Many of those who insist the world was created six thousand years ago also insist that dinosaurs and men walked the Earth together. So perhaps some of the messengers carrying God’s word were trampled or eaten by dinosaurs.

Name one. And quantum events, as discussed before, are not properly causeless.

The Borde - Guth - Vilenkin theorum works with multiverse and string theories, theories, so even if true these universes still must have a finite past.
More to the point, are you familiar with these theories?

Not if the sorceror does not come into being, but has always existed, as theists believe God does.

Before this thread becomes even more de-railed, MatthewGerlach do you have any more questions? What does he think about the explainations put forward so far?

Fry.

<<Cuaseless things happena ll the time.>>
I echo the request for an example, and perhaps with the extra requirement that it evidence the coming into existence of something from nothing.

<<Also, this universe doesn’t have to be the only one. Are you familiar with multiverse or brane hypotheses?>>
Oh yes, but the multi-verse notion (which is based on pure faith and that alone) simply pushes the problem back one step. Ultimately, if physical reality had a beginning, it must have had a cause.

I’m interrupting here, because there is NO evidence that leads us to assume that there in fact IS a cause for whatever we currently call the “universe”.

I agree. I’m already sorry for using it.

Are you arguing that gravity or electricity have intent? If not, please explain why those “natural laws” are not subject to intent. If you are, please explain why there are general “natural laws” concerning these phenomena. I’m assuming you’re positing a general intent in the universe.

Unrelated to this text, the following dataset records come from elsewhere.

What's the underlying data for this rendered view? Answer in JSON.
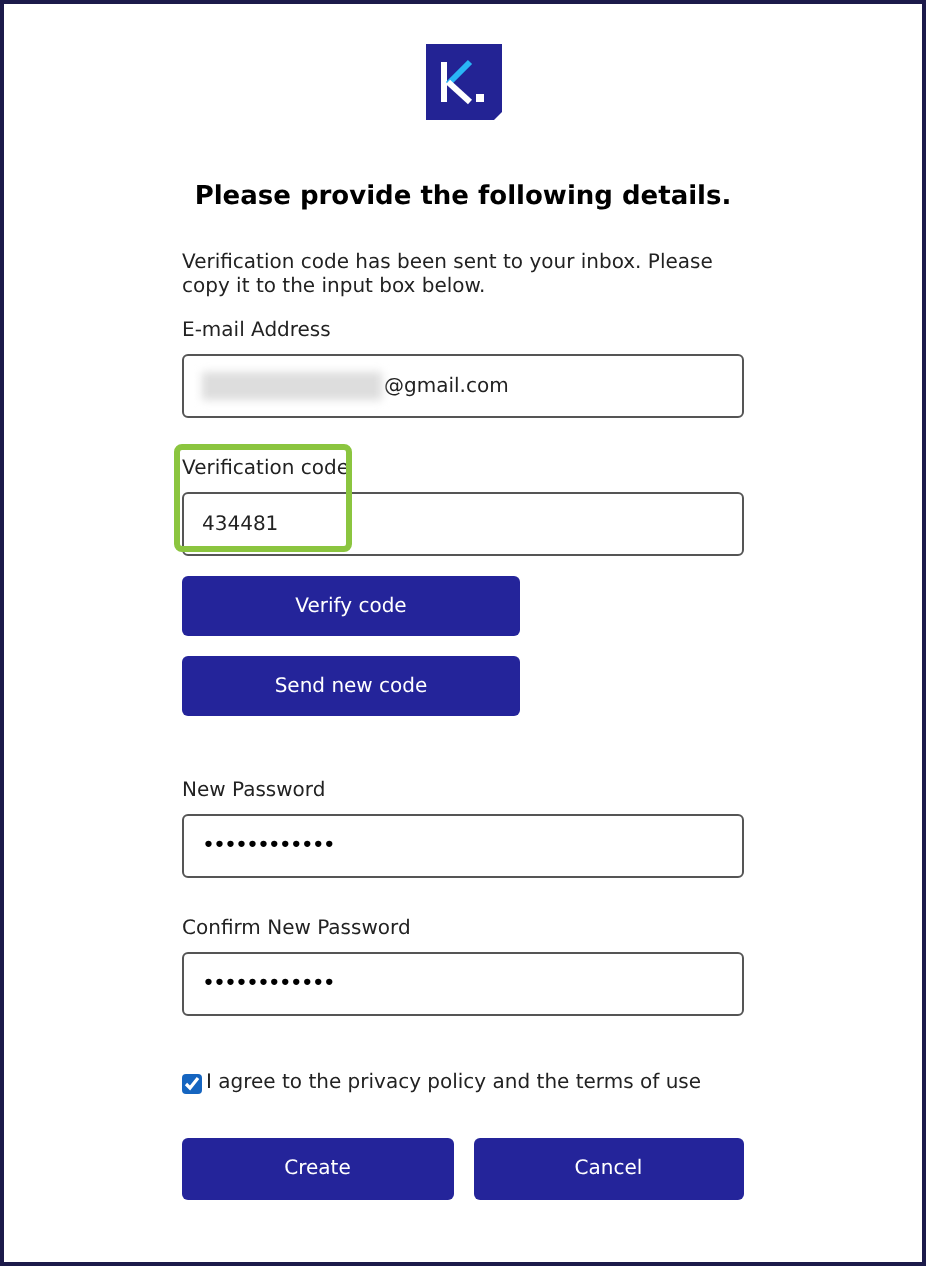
{
  "heading": "Please provide the following details.",
  "instructions": "Verification code has been sent to your inbox. Please copy it to the input box below.",
  "fields": [
    {
      "label": "E-mail Address",
      "value": "@gmail.com",
      "redacted": true,
      "highlighted": false
    },
    {
      "label": "Verification code",
      "value": "434481",
      "redacted": false,
      "highlighted": true
    }
  ],
  "code_buttons": [
    "Verify code",
    "Send new code"
  ],
  "password_fields": [
    {
      "label": "New Password",
      "value": "••••••••••••"
    },
    {
      "label": "Confirm New Password",
      "value": "••••••••••••"
    }
  ],
  "agreement": {
    "label": "I agree to the privacy policy and the terms of use",
    "checked": true
  },
  "buttons": [
    "Create",
    "Cancel"
  ]
}
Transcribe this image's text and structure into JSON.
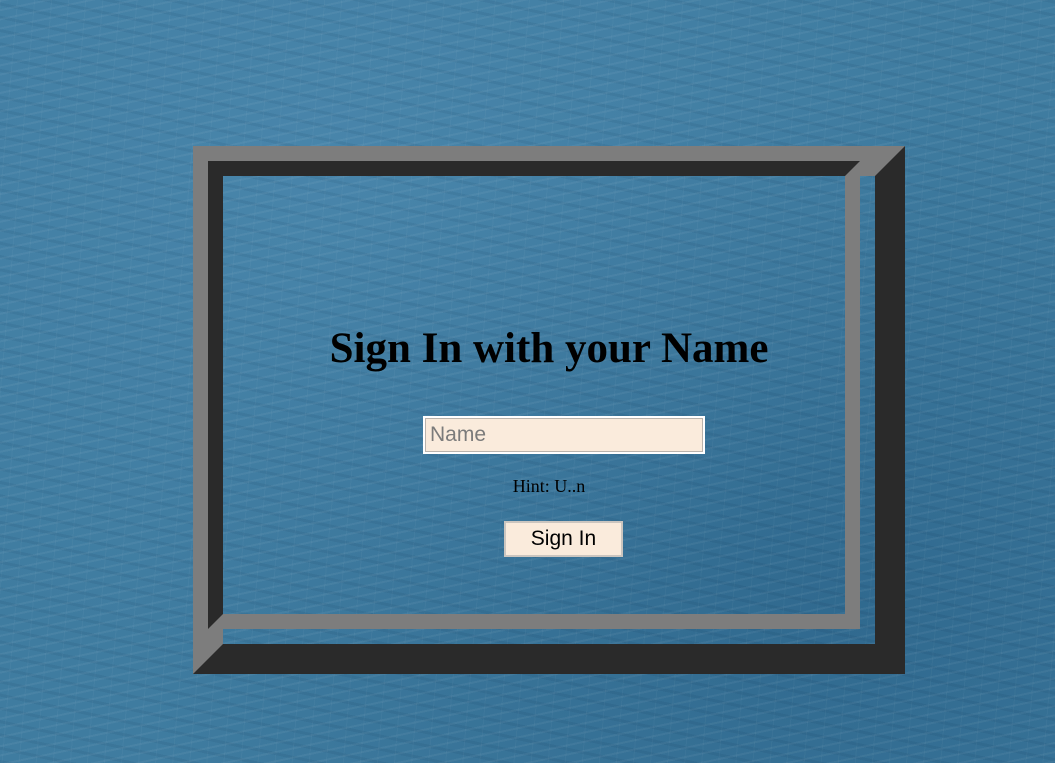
{
  "signin": {
    "title": "Sign In with your Name",
    "name_placeholder": "Name",
    "name_value": "",
    "hint": "Hint: U..n",
    "button_label": "Sign In"
  },
  "colors": {
    "background": "#3f7ca0",
    "frame_light": "#7d7d7d",
    "frame_dark": "#2a2a2a",
    "input_background": "#faebdc"
  }
}
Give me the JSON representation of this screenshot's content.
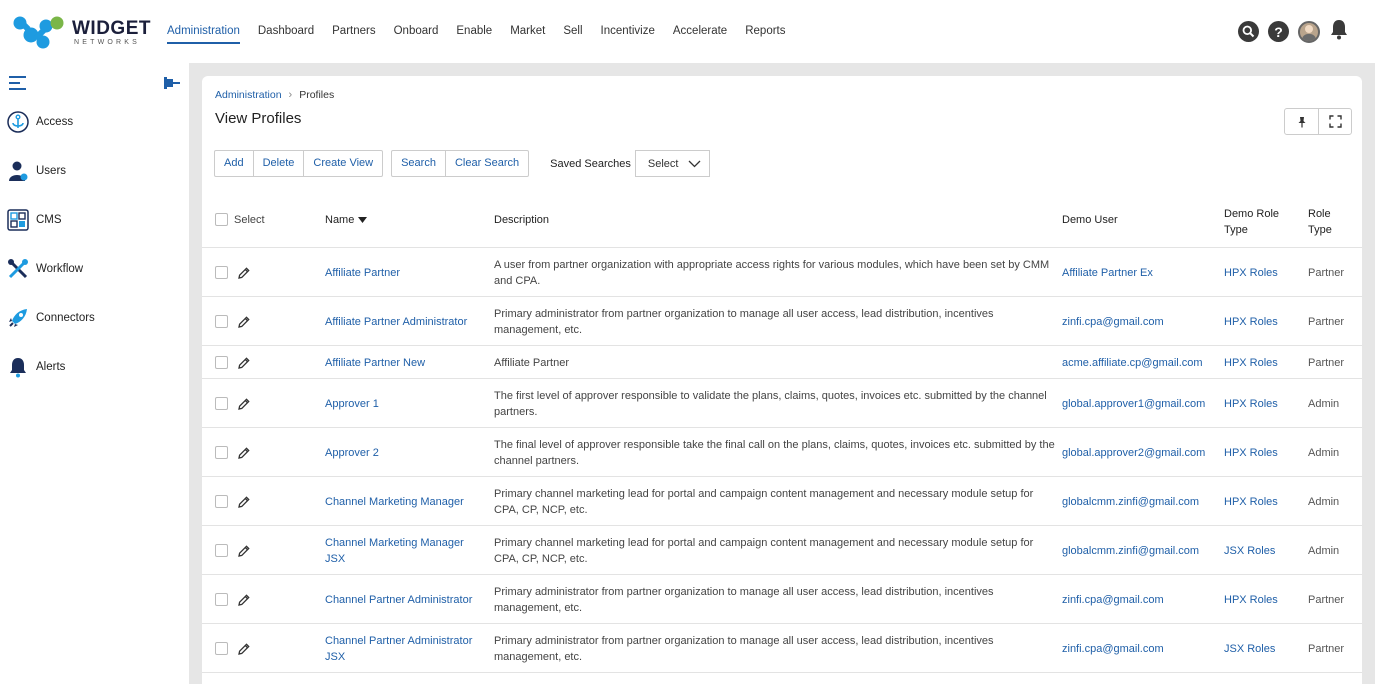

I’ll give you this, but as I mentioned earlier, this is more a matter of semantics. And it does not prove anything about the meta-physical.

That’s only true because we stopped using the word “law” WRT physical phenomena more than 100 years ago. We DO reliably observe and describe phenomena that DO NOT rely on pre-existing matter or state.

I’m not going to take your word for that, but I certainly can’t do more than take an interested layman’s stab at it.

And somehow you think you’re arguing FOR a creator? I don’t get it.

  1. Apparently not (don’t insert god here). 2. Fairly likely. 3. Maybe/we don’t know shit about that.

4 (your conclusion): No that doesn’t follow at all. This argument has been refuted ages ago. You can easily see why.

Yes. And you too. Prove me wrong. Start with:
Causeless gods do not happen, and therefore gods cannot come into existence without cause.

Bollocks. Show a single shred of evidence and prove him wrong.